Despite these efforts, I estimate US illegal drug sales at $400 billion annually.
In short, the drug bans are not working.
What has been done in the US with cigarettes is interesting. Smoking is a well-documented real killer – more than 400,000 die annually in the US from smoking. Nevertheless, smoking is legal. But what has been done to curb smoking is working: the adult smoking rate has fallen from over 40% in 1965 to under 20% today.
So what is being done to curb smoking? While cigarettes can by bought, their sale to minors is restricted. They are taxed heavily (taxes levied per pack are the equivalent to a 71% rate, and campaigns about their dangers are continually run.)
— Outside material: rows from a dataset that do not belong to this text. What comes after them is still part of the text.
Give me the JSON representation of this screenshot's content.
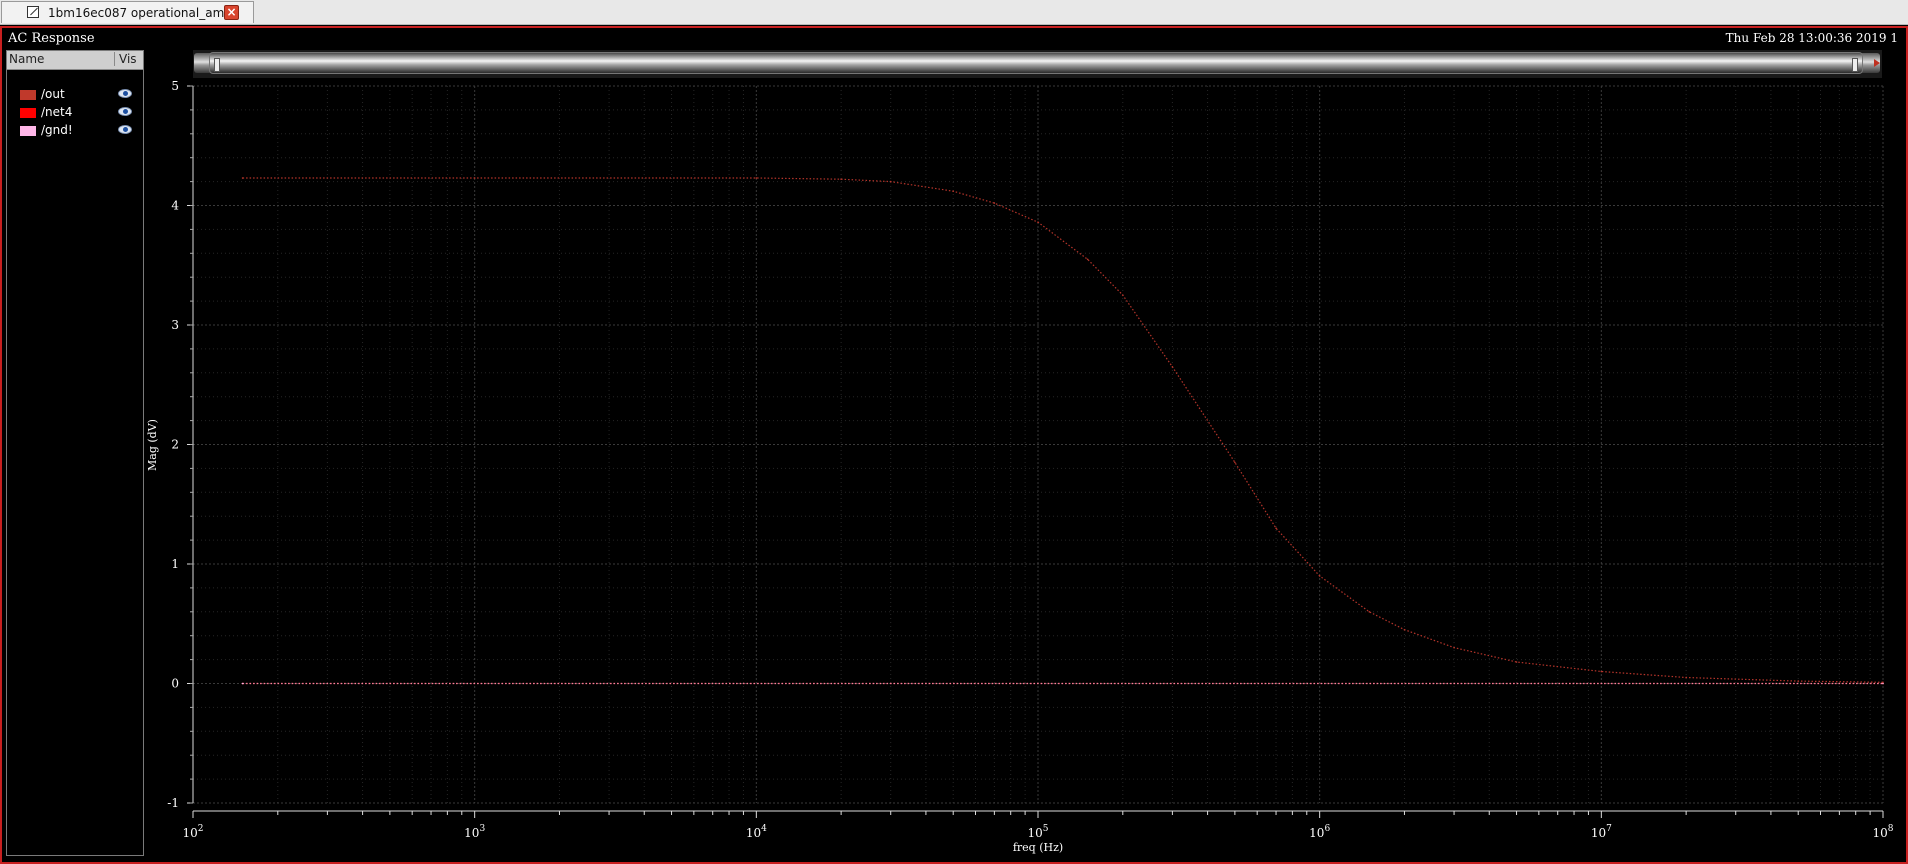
{
  "tab": {
    "label": "1bm16ec087 operational_am..."
  },
  "window": {
    "title": "AC Response",
    "timestamp": "Thu Feb 28 13:00:36 2019  1"
  },
  "legend": {
    "header_name": "Name",
    "header_vis": "Vis",
    "items": [
      {
        "label": "/out",
        "color": "#c0392b",
        "visible_icon": "eye-icon"
      },
      {
        "label": "/net4",
        "color": "#ff0000",
        "visible_icon": "eye-icon"
      },
      {
        "label": "/gnd!",
        "color": "#ffb6e8",
        "visible_icon": "eye-icon"
      }
    ]
  },
  "chart_data": {
    "type": "line",
    "xlabel": "freq (Hz)",
    "ylabel": "Mag (dV)",
    "x_scale": "log",
    "xlim": [
      100,
      100000000
    ],
    "ylim": [
      -1,
      5
    ],
    "grid": true,
    "x_ticks": [
      {
        "base": "10",
        "exp": "2"
      },
      {
        "base": "10",
        "exp": "3"
      },
      {
        "base": "10",
        "exp": "4"
      },
      {
        "base": "10",
        "exp": "5"
      },
      {
        "base": "10",
        "exp": "6"
      },
      {
        "base": "10",
        "exp": "7"
      },
      {
        "base": "10",
        "exp": "8"
      }
    ],
    "y_ticks": [
      "-1",
      "0",
      "1",
      "2",
      "3",
      "4",
      "5"
    ],
    "series": [
      {
        "name": "/out",
        "color": "#b5342a",
        "x": [
          150,
          1000,
          10000,
          20000,
          30000,
          50000,
          70000,
          100000,
          150000,
          200000,
          300000,
          500000,
          700000,
          1000000,
          1500000,
          2000000,
          3000000,
          5000000,
          10000000,
          20000000,
          50000000,
          100000000
        ],
        "values": [
          4.23,
          4.23,
          4.23,
          4.22,
          4.2,
          4.12,
          4.02,
          3.86,
          3.55,
          3.25,
          2.65,
          1.85,
          1.3,
          0.9,
          0.6,
          0.45,
          0.3,
          0.18,
          0.1,
          0.05,
          0.02,
          0.01
        ]
      },
      {
        "name": "/net4",
        "color": "#ff2a2a",
        "x": [
          150,
          100000000
        ],
        "values": [
          0,
          0
        ]
      },
      {
        "name": "/gnd!",
        "color": "#ffb6e8",
        "x": [
          150,
          100000000
        ],
        "values": [
          0,
          0
        ]
      }
    ]
  }
}
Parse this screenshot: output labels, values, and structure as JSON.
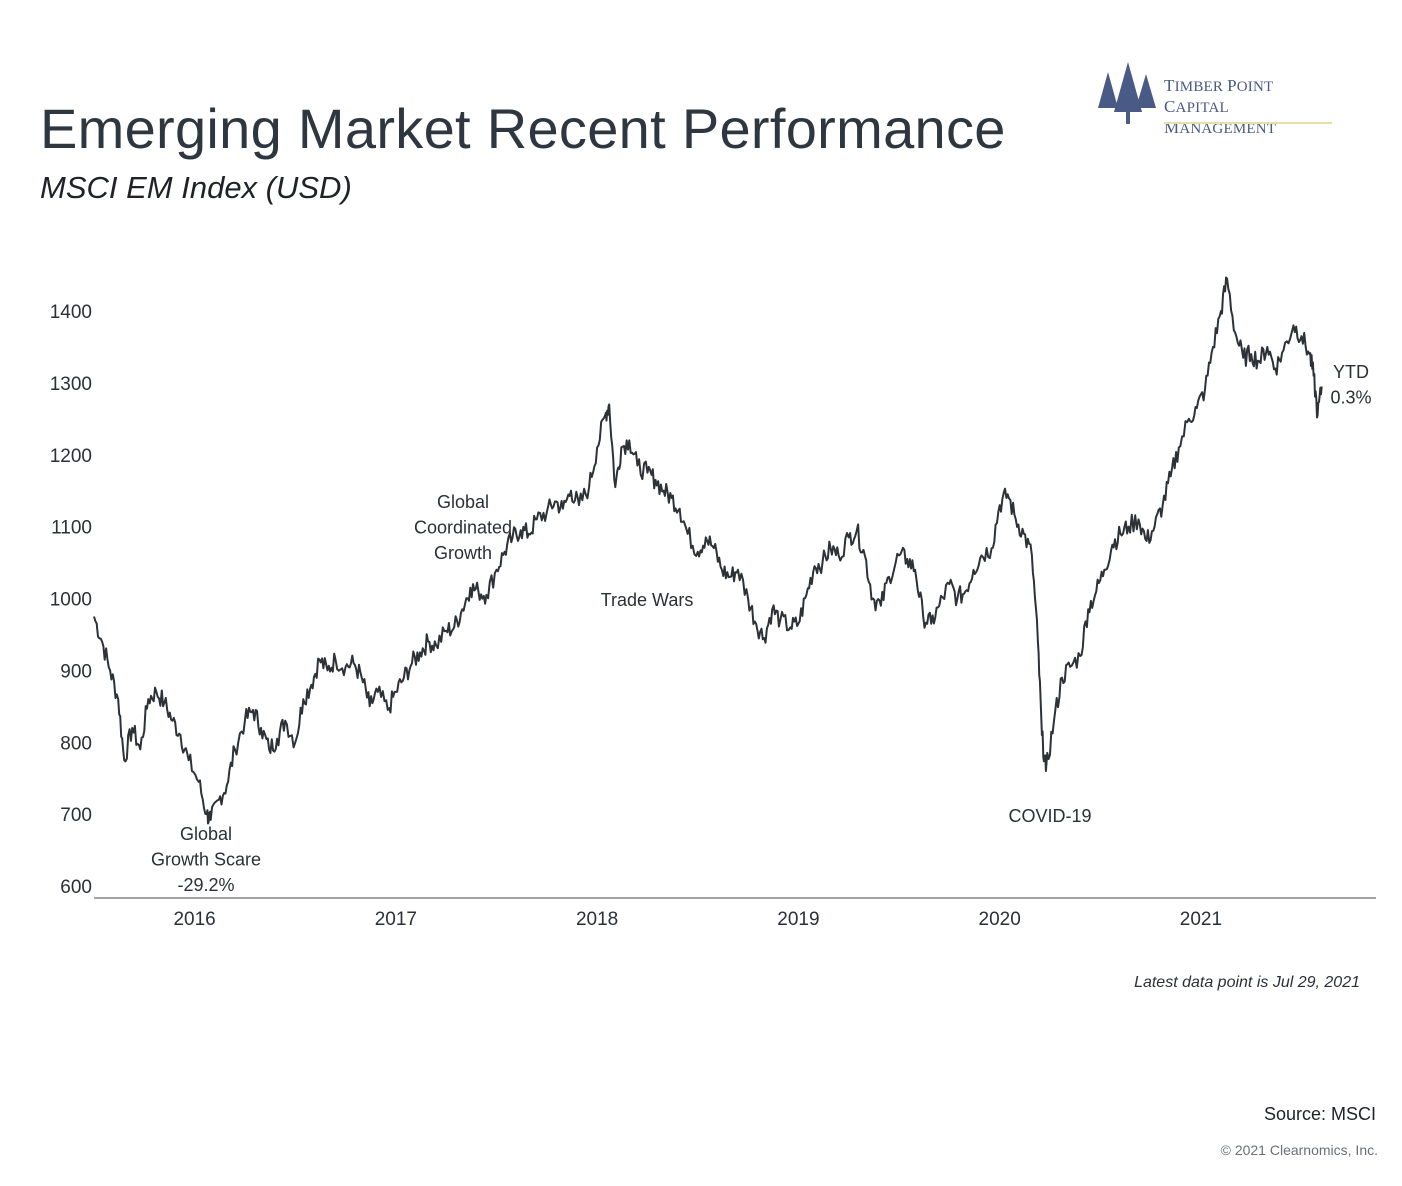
{
  "header": {
    "title": "Emerging Market Recent Performance",
    "subtitle": "MSCI EM Index (USD)"
  },
  "logo": {
    "icon": "pine-trees-icon",
    "line1_cap": "T",
    "line1_rest": "IMBER ",
    "line1_cap2": "P",
    "line1_rest2": "OINT",
    "line2_cap": "C",
    "line2_rest": "APITAL ",
    "line2_cap2": "M",
    "line2_rest2": "ANAGEMENT",
    "color": "#4a5a86"
  },
  "chart_data": {
    "type": "line",
    "title": "Emerging Market Recent Performance",
    "subtitle": "MSCI EM Index (USD)",
    "xlabel": "",
    "ylabel": "",
    "xlim": [
      2015.5,
      2021.87
    ],
    "ylim": [
      600,
      1400
    ],
    "yticks": [
      600,
      700,
      800,
      900,
      1000,
      1100,
      1200,
      1300,
      1400
    ],
    "xticks": [
      2016,
      2017,
      2018,
      2019,
      2020,
      2021
    ],
    "grid": false,
    "line_color": "#2d3238",
    "series": [
      {
        "name": "",
        "points": [
          [
            2015.5,
            975
          ],
          [
            2015.54,
            940
          ],
          [
            2015.58,
            900
          ],
          [
            2015.62,
            860
          ],
          [
            2015.65,
            775
          ],
          [
            2015.69,
            820
          ],
          [
            2015.73,
            790
          ],
          [
            2015.77,
            860
          ],
          [
            2015.81,
            870
          ],
          [
            2015.85,
            855
          ],
          [
            2015.89,
            830
          ],
          [
            2015.93,
            810
          ],
          [
            2015.97,
            775
          ],
          [
            2016.02,
            745
          ],
          [
            2016.06,
            700
          ],
          [
            2016.08,
            692
          ],
          [
            2016.12,
            720
          ],
          [
            2016.16,
            740
          ],
          [
            2016.2,
            790
          ],
          [
            2016.25,
            830
          ],
          [
            2016.29,
            845
          ],
          [
            2016.33,
            820
          ],
          [
            2016.37,
            790
          ],
          [
            2016.41,
            805
          ],
          [
            2016.45,
            830
          ],
          [
            2016.5,
            800
          ],
          [
            2016.54,
            860
          ],
          [
            2016.58,
            880
          ],
          [
            2016.62,
            915
          ],
          [
            2016.66,
            900
          ],
          [
            2016.7,
            915
          ],
          [
            2016.75,
            905
          ],
          [
            2016.79,
            910
          ],
          [
            2016.83,
            890
          ],
          [
            2016.87,
            850
          ],
          [
            2016.91,
            870
          ],
          [
            2016.96,
            845
          ],
          [
            2017.0,
            870
          ],
          [
            2017.04,
            890
          ],
          [
            2017.08,
            910
          ],
          [
            2017.12,
            925
          ],
          [
            2017.16,
            940
          ],
          [
            2017.2,
            935
          ],
          [
            2017.25,
            955
          ],
          [
            2017.29,
            960
          ],
          [
            2017.33,
            985
          ],
          [
            2017.37,
            1015
          ],
          [
            2017.41,
            1010
          ],
          [
            2017.45,
            1005
          ],
          [
            2017.5,
            1040
          ],
          [
            2017.54,
            1065
          ],
          [
            2017.58,
            1085
          ],
          [
            2017.62,
            1095
          ],
          [
            2017.66,
            1090
          ],
          [
            2017.7,
            1110
          ],
          [
            2017.75,
            1120
          ],
          [
            2017.79,
            1135
          ],
          [
            2017.83,
            1125
          ],
          [
            2017.87,
            1150
          ],
          [
            2017.91,
            1130
          ],
          [
            2017.96,
            1155
          ],
          [
            2018.0,
            1210
          ],
          [
            2018.04,
            1255
          ],
          [
            2018.06,
            1270
          ],
          [
            2018.09,
            1155
          ],
          [
            2018.12,
            1210
          ],
          [
            2018.16,
            1220
          ],
          [
            2018.2,
            1185
          ],
          [
            2018.25,
            1175
          ],
          [
            2018.29,
            1165
          ],
          [
            2018.33,
            1150
          ],
          [
            2018.37,
            1140
          ],
          [
            2018.41,
            1125
          ],
          [
            2018.45,
            1090
          ],
          [
            2018.5,
            1065
          ],
          [
            2018.54,
            1085
          ],
          [
            2018.58,
            1070
          ],
          [
            2018.62,
            1040
          ],
          [
            2018.66,
            1030
          ],
          [
            2018.7,
            1040
          ],
          [
            2018.75,
            1000
          ],
          [
            2018.79,
            965
          ],
          [
            2018.83,
            945
          ],
          [
            2018.87,
            985
          ],
          [
            2018.91,
            970
          ],
          [
            2018.96,
            960
          ],
          [
            2019.0,
            965
          ],
          [
            2019.04,
            1005
          ],
          [
            2019.08,
            1045
          ],
          [
            2019.12,
            1050
          ],
          [
            2019.16,
            1070
          ],
          [
            2019.2,
            1060
          ],
          [
            2019.25,
            1085
          ],
          [
            2019.29,
            1095
          ],
          [
            2019.33,
            1060
          ],
          [
            2019.37,
            1000
          ],
          [
            2019.41,
            990
          ],
          [
            2019.45,
            1030
          ],
          [
            2019.5,
            1060
          ],
          [
            2019.54,
            1055
          ],
          [
            2019.58,
            1040
          ],
          [
            2019.62,
            975
          ],
          [
            2019.66,
            965
          ],
          [
            2019.7,
            990
          ],
          [
            2019.75,
            1020
          ],
          [
            2019.79,
            1000
          ],
          [
            2019.83,
            1010
          ],
          [
            2019.87,
            1040
          ],
          [
            2019.91,
            1060
          ],
          [
            2019.96,
            1070
          ],
          [
            2020.0,
            1130
          ],
          [
            2020.04,
            1145
          ],
          [
            2020.08,
            1110
          ],
          [
            2020.12,
            1090
          ],
          [
            2020.16,
            1060
          ],
          [
            2020.19,
            940
          ],
          [
            2020.21,
            810
          ],
          [
            2020.23,
            760
          ],
          [
            2020.27,
            830
          ],
          [
            2020.31,
            890
          ],
          [
            2020.35,
            905
          ],
          [
            2020.4,
            920
          ],
          [
            2020.44,
            985
          ],
          [
            2020.48,
            1010
          ],
          [
            2020.52,
            1040
          ],
          [
            2020.56,
            1075
          ],
          [
            2020.6,
            1090
          ],
          [
            2020.64,
            1100
          ],
          [
            2020.69,
            1110
          ],
          [
            2020.73,
            1080
          ],
          [
            2020.77,
            1100
          ],
          [
            2020.81,
            1130
          ],
          [
            2020.85,
            1170
          ],
          [
            2020.89,
            1210
          ],
          [
            2020.94,
            1250
          ],
          [
            2020.98,
            1265
          ],
          [
            2021.02,
            1290
          ],
          [
            2021.06,
            1350
          ],
          [
            2021.1,
            1400
          ],
          [
            2021.13,
            1445
          ],
          [
            2021.17,
            1370
          ],
          [
            2021.21,
            1335
          ],
          [
            2021.25,
            1340
          ],
          [
            2021.29,
            1330
          ],
          [
            2021.33,
            1350
          ],
          [
            2021.37,
            1320
          ],
          [
            2021.41,
            1345
          ],
          [
            2021.46,
            1380
          ],
          [
            2021.5,
            1365
          ],
          [
            2021.54,
            1340
          ],
          [
            2021.56,
            1310
          ],
          [
            2021.58,
            1255
          ],
          [
            2021.6,
            1295
          ]
        ]
      }
    ],
    "annotations": [
      {
        "id": "growth-scare",
        "lines": [
          "Global",
          "Growth Scare",
          "-29.2%"
        ]
      },
      {
        "id": "coordinated-growth",
        "lines": [
          "Global",
          "Coordinated",
          "Growth"
        ]
      },
      {
        "id": "trade-wars",
        "lines": [
          "Trade Wars"
        ]
      },
      {
        "id": "covid",
        "lines": [
          "COVID-19"
        ]
      },
      {
        "id": "ytd",
        "lines": [
          "YTD",
          "0.3%"
        ]
      }
    ]
  },
  "footer": {
    "latest": "Latest data point is Jul 29, 2021",
    "source": "Source: MSCI",
    "copyright": "© 2021 Clearnomics, Inc."
  }
}
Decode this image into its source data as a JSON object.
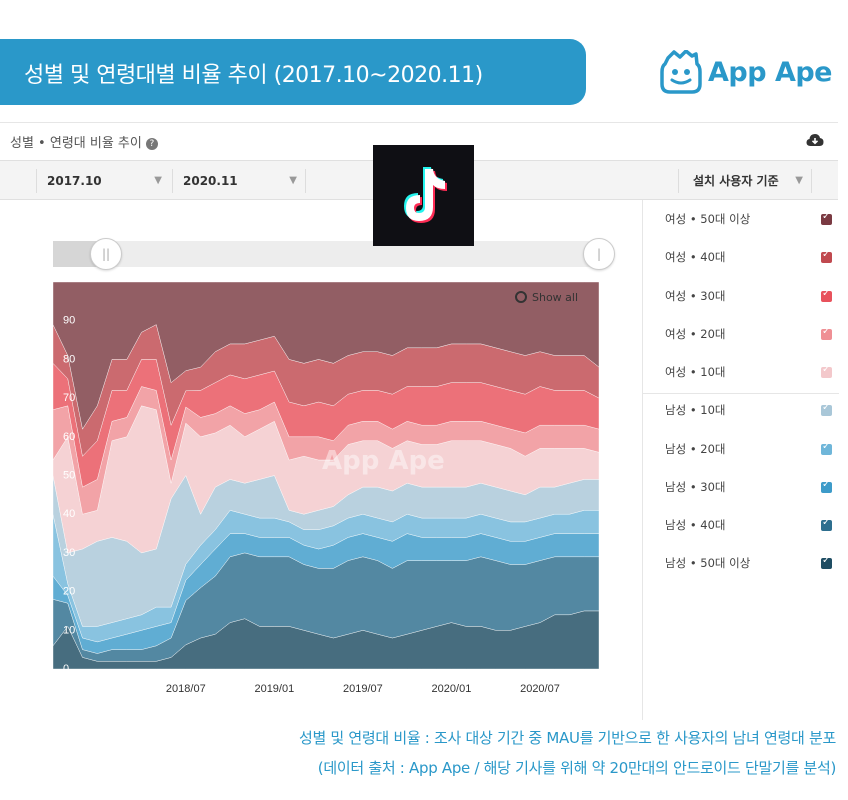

Nevada is the only state where prostitution is legal. Does that mean the bans in the other 49 states are working? No. The bans are not serious, just politically correct.
Overeating is a dangerous addiction. The only restriction I know of is Mayor Bloomberg’s limitation on the size of soft drinks in NYC.
What are the lessons from this review for new gun restrictions? In the US, if there is a market for a product, it will be served. Bans don’t work. Banning any type of gun will result in the market being served by criminals. Approximately 10 million guns are sold legally in the US every year – a big business.
But maybe the market for guns is different than the market for addictive products discussed above. I don’t know. When I hear people say they need their guns so they can take back the country from a bad government, I worry.
My recommendation: don’t ban any guns (assault weapons, whatever). Instead, levy a Federal 100% sales tax on “bad guns”, and use the proceeds to do a better job on background checks. Will this remedy the problem? No. But it is a reasonable place to start. Bans are expensive and most are unenforceable.